July 12, 2021. I remember this day as it were yesterday. I was on a leisure trip around the US, visiting as many friends as possible. Throughout my entire life, I always had mild tinnitus (quiet room, single tone), most likely from very serious ear infections I had in my childhood. I always thought some noises were "too loud", whch brings me to believe that I also had a mild form of loudness hyperacusis. On my trip, however, I spent a large amount of time listening to music way too loud in earbuds. And on that day, the 12th of July, I had my first "appearance" of serious tinnitus and hyperacusis. Of course, I went through the whole shabam - going to doctors, no help from them of course, insane anxiety, etc. I would not have called myself very severe at that time, because I could still take showers and walk around the city in ear plugs, but for me my life was over - constant, intrusive (at that time) tinnitus, sleep issues, etc. Over time I came to accept my situation, and life kept going, albeit at a much less active degree (no concerts, no bars, etc).

My Worsening

September 24, 2021. My birthday. A couple days ago, I had a haircut with clippers used very close to my ears. It sent my tinnitus and hyperacusis into overdrive. Over the course of the next few weeks I was worsening daily. I could not do anything, I couldn't wash he dishes, I couldn't go outside without double protection, etc. This spike is what sent everything into overdrive. From this day forth, I was worsening every day, and my tinnitus was getting more and more tones, by the day, by the hour. After 2-3 weeks, my hyperacusis got so bad that I had to start wearing hearing protection 24/7, and my tinnitus tones changed on a minute-to-minute basis. Every single noise was too loud, Lego falling in the floor sounded like bombs, swallowing water would spike me permanently. I couldn't eat food without spiking, I couldn't drink. My life became so limited and full of constant torture, that all I thought about was death. I didn't want to exist anymore, all I wanted to do was sleep to get relief from the suffering in my dreams.
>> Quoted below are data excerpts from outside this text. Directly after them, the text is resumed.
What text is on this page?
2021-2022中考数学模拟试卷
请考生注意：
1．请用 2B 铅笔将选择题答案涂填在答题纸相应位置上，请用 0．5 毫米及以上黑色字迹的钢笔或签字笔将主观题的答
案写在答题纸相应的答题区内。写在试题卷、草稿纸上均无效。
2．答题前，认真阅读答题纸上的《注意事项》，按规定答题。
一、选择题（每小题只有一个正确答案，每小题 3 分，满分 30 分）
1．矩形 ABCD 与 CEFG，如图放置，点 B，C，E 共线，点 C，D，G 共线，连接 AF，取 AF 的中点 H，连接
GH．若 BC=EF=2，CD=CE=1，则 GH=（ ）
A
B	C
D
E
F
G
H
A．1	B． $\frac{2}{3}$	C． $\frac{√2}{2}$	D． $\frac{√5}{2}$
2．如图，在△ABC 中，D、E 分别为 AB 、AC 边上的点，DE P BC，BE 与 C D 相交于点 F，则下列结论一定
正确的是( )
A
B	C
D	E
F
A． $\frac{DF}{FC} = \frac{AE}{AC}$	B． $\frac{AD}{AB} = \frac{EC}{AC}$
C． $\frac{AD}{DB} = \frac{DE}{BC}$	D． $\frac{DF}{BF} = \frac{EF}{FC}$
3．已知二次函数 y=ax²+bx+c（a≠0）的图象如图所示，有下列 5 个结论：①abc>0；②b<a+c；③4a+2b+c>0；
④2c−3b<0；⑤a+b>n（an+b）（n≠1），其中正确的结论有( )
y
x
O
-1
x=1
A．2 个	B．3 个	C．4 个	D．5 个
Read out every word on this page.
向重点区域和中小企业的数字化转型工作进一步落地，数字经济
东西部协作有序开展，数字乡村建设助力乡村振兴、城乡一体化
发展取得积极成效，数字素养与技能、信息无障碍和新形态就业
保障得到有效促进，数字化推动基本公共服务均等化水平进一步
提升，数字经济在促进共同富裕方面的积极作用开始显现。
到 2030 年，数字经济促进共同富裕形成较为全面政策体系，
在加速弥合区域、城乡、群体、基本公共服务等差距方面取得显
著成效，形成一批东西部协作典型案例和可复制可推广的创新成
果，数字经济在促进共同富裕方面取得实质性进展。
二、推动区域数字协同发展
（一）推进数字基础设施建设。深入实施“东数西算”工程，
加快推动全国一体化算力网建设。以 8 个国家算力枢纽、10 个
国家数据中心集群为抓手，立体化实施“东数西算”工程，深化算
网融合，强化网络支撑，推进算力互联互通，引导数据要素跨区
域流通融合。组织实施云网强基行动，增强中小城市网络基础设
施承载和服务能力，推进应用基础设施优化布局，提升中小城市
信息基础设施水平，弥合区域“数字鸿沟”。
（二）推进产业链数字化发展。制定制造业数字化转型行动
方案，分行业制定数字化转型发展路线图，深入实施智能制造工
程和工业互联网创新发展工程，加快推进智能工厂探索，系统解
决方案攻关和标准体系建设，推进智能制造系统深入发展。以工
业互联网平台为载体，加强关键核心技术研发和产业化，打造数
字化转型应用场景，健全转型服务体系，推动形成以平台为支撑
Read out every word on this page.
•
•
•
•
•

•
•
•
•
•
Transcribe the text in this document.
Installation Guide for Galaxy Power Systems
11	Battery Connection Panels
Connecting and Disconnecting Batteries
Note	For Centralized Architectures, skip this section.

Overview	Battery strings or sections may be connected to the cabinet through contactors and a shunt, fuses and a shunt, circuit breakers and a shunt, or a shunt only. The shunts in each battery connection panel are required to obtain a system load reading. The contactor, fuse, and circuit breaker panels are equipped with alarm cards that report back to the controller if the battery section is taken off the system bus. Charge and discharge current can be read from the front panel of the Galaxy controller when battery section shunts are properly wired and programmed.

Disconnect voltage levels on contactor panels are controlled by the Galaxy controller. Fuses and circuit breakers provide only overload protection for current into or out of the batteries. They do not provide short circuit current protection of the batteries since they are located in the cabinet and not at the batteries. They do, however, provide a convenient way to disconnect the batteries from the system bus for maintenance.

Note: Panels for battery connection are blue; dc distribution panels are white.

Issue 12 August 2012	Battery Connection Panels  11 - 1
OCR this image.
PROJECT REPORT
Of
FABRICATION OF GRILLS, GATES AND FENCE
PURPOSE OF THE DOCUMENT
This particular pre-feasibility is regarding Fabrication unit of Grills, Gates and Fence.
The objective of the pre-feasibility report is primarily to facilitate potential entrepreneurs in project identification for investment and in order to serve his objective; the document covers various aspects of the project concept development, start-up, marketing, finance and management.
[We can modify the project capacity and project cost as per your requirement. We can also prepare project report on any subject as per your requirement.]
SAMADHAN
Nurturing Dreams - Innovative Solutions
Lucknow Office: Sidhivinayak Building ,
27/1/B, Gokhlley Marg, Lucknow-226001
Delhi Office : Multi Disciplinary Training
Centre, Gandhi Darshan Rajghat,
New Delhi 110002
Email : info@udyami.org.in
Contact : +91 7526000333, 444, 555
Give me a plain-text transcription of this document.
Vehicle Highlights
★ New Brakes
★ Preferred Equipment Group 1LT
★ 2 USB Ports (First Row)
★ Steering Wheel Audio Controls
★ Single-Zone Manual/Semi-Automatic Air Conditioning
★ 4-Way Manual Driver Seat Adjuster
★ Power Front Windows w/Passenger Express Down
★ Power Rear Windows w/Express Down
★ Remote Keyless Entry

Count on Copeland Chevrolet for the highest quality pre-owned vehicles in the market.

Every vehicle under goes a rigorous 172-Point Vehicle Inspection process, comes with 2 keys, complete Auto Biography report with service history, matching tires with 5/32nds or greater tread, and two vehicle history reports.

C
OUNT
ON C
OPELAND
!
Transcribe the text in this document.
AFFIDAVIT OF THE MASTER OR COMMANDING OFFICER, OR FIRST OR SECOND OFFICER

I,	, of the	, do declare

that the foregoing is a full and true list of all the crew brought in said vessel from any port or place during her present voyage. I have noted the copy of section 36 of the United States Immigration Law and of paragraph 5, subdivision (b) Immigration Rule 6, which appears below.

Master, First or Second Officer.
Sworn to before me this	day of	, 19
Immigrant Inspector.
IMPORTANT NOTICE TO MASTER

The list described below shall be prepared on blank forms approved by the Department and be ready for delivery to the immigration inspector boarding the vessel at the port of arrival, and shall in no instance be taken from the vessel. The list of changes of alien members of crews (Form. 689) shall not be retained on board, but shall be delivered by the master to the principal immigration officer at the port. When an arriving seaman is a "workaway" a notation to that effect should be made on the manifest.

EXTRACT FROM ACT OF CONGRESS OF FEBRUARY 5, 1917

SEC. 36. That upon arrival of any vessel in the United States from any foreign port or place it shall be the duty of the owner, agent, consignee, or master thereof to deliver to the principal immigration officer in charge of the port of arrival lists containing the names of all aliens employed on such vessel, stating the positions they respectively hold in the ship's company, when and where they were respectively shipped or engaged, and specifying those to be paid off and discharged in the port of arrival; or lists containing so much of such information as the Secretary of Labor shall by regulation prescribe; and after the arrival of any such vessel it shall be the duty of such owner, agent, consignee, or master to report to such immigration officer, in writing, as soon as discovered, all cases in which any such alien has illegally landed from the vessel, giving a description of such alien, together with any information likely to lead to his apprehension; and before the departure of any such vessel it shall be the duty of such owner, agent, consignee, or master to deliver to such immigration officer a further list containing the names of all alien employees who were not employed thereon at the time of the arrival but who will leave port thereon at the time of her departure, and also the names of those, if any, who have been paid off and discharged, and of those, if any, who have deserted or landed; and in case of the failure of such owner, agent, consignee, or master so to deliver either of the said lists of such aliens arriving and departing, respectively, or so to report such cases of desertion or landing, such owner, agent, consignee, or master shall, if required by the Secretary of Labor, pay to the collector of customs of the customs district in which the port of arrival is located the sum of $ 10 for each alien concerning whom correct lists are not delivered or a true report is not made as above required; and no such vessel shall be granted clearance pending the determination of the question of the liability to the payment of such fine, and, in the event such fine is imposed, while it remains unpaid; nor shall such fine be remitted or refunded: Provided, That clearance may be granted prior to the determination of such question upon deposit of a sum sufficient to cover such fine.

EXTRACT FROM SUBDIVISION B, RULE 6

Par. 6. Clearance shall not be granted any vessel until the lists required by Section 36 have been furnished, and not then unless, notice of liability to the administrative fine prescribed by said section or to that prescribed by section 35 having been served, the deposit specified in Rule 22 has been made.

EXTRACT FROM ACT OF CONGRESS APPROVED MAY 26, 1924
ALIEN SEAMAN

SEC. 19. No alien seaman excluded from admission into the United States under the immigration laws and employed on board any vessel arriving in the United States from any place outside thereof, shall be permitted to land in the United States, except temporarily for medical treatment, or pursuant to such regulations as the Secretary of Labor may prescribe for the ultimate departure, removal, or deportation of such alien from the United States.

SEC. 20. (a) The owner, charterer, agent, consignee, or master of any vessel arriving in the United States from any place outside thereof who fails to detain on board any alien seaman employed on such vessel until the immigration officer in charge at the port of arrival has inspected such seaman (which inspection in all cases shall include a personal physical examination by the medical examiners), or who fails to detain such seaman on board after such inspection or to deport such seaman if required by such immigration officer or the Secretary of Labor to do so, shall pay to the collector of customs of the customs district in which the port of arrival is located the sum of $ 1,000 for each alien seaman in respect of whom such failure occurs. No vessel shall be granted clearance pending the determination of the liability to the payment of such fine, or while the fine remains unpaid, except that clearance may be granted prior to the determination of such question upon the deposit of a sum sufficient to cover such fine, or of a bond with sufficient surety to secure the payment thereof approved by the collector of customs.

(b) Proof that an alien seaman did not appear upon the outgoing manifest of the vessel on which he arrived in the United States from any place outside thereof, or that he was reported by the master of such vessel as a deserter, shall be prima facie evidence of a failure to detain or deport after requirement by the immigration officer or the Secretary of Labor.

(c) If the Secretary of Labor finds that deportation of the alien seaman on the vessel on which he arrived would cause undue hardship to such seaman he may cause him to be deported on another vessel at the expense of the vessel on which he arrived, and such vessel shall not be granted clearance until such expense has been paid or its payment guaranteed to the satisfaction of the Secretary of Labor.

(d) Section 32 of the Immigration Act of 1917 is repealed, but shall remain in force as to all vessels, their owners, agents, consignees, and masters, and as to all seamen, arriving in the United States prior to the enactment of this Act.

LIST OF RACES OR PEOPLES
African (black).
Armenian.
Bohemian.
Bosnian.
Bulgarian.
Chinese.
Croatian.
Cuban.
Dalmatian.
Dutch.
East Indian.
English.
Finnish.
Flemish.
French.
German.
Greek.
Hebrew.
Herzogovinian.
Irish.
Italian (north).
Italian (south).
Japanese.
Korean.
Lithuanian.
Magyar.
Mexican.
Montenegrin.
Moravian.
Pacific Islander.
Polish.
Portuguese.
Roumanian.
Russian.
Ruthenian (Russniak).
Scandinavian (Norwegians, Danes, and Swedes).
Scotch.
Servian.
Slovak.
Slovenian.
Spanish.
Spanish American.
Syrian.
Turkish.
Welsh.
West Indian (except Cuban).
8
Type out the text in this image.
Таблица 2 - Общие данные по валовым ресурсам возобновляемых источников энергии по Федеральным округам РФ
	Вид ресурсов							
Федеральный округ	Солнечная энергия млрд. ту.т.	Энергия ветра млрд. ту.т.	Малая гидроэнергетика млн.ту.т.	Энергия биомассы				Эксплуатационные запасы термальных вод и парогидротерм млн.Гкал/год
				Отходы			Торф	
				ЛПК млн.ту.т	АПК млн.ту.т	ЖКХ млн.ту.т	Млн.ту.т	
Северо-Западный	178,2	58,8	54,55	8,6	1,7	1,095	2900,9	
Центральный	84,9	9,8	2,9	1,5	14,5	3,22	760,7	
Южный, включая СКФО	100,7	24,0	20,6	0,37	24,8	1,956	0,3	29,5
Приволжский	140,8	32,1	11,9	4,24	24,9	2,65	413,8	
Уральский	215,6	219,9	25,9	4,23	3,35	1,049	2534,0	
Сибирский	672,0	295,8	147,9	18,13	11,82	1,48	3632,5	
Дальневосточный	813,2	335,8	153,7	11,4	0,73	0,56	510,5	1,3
Over the course of the next few months, the worsening continued. My sound tolerance kept falling. My girlfriend broke up with me, my family ostracized me (they did come around, though, thanks to the help of some amazing forum members getting in contact with them - thank you). I was completely alone, in real life at least. The only support I had was from fellow sufferers, and these wonderful people - I thank from the bottom of my heart.

All I did, all day, every day, was research tinnitus and hyperacusis, talk about tinnitus with my peers. I barely ate anything, and eventually I took a loan to hire a friend/caretaker to cook for me, flush the toilet, etc. I also bought a sound booth to sit inside all day while trying to distract myself from the immense torture. Constantly changing and worsening tinnitus and hyperacusis is a beast that, fortunately, not many have to deal with. Having fellow sufferers gaslight severe sufferers like me was heartbreaking, and I was in such a pit of anger and hate that I shit down any positivity coming my way. I still don't think toxic positivity is a good thing, especially for people as bad as I was, though. Also, I would like to mention - near the beginning of my worsening, I briefly would experience stabbing pain in my ears. Also, I would feel deep burning pain in my ears, and occasional fullness. This did not last for long, and I wouldn't say that I had truly experience noxacusis. It went away rather quickly. The horrendous loudness hyperacusis remained, though.

2022, the Worst Year of My Life

I honestly do not have much to say about this year. The first part, especially, was horrendous. Sitting/lying in my earmuffs in my sound booth all day, every day, only opening it to pour water down my throat without swallowing and swallowing as softly as possible overcooked, soft porridge while reading research papers about tinnitus, while jumping at every sound my neighbors made pretty much sums up the entire first part of this year.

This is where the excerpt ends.